Japan maintains an immigration policy of not accepting unskilled foreign labor, and these agencies see Japinos, whom they call "shin-nikkeijin" or newly recognized of Japanese descent, as a legal loophole. They now adamantly recruit Japinos and their mothers.
JAPINOS IN DEMAND
Since 2007, Osaka-based Career Service Co. and its parent company, Konoike Transport Co., have brought 180 Japinos to Japan and helped them or their mothers, who accompanied them on their special visas, find work at elderly-care homes that are desperate for staffing.

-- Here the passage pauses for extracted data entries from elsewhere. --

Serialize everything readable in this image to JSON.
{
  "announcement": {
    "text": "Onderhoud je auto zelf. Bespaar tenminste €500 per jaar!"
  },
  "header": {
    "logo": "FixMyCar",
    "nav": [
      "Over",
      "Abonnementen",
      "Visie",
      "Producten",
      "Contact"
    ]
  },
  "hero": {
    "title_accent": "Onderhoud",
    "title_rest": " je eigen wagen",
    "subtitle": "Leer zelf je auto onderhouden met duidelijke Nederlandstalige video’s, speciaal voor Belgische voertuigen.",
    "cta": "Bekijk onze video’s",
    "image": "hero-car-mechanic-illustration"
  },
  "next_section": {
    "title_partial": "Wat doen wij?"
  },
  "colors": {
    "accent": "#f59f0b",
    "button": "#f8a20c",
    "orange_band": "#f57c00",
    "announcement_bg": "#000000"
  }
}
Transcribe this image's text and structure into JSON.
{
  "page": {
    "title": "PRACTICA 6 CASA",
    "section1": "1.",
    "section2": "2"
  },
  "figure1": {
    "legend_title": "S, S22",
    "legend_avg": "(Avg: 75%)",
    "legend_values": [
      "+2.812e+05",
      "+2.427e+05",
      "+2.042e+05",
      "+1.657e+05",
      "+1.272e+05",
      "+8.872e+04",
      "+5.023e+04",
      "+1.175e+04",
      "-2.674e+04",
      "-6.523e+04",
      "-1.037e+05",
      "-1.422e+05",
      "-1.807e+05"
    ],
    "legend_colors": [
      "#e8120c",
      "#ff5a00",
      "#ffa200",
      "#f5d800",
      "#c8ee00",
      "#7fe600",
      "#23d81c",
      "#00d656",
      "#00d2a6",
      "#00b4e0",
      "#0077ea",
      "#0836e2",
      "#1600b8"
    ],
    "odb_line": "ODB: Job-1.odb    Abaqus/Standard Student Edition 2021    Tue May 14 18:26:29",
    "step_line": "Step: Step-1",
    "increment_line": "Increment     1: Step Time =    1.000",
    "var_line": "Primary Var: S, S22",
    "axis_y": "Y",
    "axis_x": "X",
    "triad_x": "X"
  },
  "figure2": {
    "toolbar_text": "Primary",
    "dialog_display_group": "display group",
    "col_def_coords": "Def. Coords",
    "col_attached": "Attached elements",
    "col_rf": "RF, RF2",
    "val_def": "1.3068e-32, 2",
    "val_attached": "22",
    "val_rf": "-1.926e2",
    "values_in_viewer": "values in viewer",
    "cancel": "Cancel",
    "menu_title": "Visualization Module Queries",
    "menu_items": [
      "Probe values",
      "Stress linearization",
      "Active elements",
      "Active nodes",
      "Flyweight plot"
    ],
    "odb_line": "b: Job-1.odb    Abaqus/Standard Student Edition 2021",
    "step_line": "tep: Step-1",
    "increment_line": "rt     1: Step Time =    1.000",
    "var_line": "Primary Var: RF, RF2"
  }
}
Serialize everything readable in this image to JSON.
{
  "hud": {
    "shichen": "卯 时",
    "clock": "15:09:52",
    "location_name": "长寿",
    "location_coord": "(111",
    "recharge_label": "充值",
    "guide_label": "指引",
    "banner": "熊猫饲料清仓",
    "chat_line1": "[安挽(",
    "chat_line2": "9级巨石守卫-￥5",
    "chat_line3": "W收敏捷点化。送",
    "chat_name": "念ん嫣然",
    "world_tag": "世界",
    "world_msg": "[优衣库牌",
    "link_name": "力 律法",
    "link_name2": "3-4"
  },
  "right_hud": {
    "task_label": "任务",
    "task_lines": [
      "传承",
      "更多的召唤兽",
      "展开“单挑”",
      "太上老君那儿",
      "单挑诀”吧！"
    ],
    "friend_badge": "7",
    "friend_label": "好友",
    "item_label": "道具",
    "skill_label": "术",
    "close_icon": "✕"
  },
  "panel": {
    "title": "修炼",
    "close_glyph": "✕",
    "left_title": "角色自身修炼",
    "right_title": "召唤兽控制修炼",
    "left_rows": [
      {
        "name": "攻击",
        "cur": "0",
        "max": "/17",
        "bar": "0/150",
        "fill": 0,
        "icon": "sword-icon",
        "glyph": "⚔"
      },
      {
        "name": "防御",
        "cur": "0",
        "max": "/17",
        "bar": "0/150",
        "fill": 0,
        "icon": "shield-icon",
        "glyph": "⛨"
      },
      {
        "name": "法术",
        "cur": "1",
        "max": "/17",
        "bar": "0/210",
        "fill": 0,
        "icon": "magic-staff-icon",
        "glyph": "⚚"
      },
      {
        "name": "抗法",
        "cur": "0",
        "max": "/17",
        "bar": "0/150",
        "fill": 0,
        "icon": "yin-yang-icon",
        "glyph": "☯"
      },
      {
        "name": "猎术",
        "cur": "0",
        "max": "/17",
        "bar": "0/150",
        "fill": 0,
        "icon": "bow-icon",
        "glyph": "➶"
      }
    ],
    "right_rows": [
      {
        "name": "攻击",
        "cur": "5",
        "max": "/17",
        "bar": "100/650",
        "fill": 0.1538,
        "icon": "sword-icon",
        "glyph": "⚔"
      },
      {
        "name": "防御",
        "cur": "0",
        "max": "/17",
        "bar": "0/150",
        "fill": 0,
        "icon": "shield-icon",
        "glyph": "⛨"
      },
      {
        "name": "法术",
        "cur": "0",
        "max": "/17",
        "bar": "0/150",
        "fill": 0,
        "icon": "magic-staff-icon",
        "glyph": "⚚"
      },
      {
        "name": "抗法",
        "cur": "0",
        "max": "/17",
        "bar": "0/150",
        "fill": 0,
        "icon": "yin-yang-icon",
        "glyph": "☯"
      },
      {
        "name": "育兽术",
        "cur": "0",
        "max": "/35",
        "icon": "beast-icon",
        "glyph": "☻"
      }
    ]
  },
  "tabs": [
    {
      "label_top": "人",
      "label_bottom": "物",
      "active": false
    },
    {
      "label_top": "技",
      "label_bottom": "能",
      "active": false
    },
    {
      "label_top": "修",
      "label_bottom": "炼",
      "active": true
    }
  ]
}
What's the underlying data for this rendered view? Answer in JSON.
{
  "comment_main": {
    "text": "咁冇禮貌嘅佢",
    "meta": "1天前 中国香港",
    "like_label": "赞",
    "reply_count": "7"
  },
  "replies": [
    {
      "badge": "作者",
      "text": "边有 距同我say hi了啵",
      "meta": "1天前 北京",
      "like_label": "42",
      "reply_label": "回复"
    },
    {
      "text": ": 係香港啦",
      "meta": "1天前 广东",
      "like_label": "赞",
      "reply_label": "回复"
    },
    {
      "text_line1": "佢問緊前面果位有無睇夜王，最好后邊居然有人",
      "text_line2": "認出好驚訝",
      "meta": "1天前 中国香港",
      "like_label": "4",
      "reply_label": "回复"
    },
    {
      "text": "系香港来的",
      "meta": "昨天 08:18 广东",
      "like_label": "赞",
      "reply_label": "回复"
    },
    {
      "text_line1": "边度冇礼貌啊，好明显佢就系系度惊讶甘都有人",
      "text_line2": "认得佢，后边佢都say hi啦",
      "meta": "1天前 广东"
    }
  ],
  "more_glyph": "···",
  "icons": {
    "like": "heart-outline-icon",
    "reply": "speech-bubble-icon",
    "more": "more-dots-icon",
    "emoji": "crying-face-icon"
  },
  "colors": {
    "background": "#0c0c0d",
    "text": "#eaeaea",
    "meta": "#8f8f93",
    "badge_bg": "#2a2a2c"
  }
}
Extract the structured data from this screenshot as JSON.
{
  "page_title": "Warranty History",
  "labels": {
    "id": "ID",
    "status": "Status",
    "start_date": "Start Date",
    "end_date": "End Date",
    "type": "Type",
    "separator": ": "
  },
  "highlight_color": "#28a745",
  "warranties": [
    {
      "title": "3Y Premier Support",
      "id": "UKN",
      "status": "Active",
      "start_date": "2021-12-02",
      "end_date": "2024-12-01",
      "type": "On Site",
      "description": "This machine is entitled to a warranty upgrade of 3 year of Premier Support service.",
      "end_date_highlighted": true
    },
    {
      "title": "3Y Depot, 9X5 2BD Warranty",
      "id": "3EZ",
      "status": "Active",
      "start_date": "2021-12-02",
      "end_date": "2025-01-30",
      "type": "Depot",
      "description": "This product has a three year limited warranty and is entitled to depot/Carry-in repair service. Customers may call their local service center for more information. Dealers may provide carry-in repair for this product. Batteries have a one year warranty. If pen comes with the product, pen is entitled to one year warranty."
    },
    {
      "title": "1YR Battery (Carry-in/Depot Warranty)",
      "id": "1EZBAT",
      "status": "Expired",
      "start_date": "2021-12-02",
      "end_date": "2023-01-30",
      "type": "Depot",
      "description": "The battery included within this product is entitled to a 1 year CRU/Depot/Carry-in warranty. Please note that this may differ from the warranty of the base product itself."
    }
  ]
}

It charges a client company 650,000 yen ($8,250) per worker to get them jobs in care facilities, and the money could be deducted from the worker's salary over several years, said Akihito Kamata, Career Service's CEO. The company estimates that there are requests for 200 workers every year, and it is expanding its business to bring in at least 120 annually in upcoming years.
"The mothers are former entertainers, but they have apparently mended their ways through living often in extreme poverty in the Philippines as single mothers," Kamata said.
"While Japan was internationally criticized for importing them as entertainers, we have built a sound system to recruit them into legitimate industries, and we believe this business is benefiting both Japan and the Philippines."
Increasing demand in Japan for Japino workers has transformed the nongovernmental organization Shin-nikkeijin Network (SNN) from a typical aid group into a busy recruitment base.
Founded in 2006 as a volunteer group to help local Japinos obtain Japanese citizenship, the Cebu-based organization now receives several hundred employment requests and inquiries from Japanese worker-dispatching agencies each month and has sent 200 Japinos and 130 mothers to Japan in recent years.
Akira Oka, the 85-year-old head of the group, expressed mixed feelings about its success.
"It is becoming a profitable business for Japanese companies, rather than the liquidation of Japan's ill assets," Oka said of the demand. "I still believe our effort is helping Japino children and their mothers escape from poverty, but given that the circumstances of these children are very different from conventional Japanese descendants overseas, we may need to be treated with a special sensitivity."
But many Japinos say that they do not feel like they are being treated with sensitivity. Erika Chino, 22, who was conceived out of an extramarital affair between a Japanese father and Filipino mother, came to Japan in February and has already discovered the harsh reality facing Japinos.
"JFCs who come here by themselves have difficulties in finding stable jobs because of the language barrier. Many girls work in 'omise' (hostess bars) and boys work in factories," said the language school student, who lives in Hanno, Saitama Prefecture.
"They are just repeating what their mothers were doing in Japan and perhaps the situation they are in now will be repeated when they have children."
Chino said Japan's attitude toward Japinos "mirrors" the opinion they have of their fathers. "We always talk about this--where did our fathers get their (irresponsible) values from? Japan!"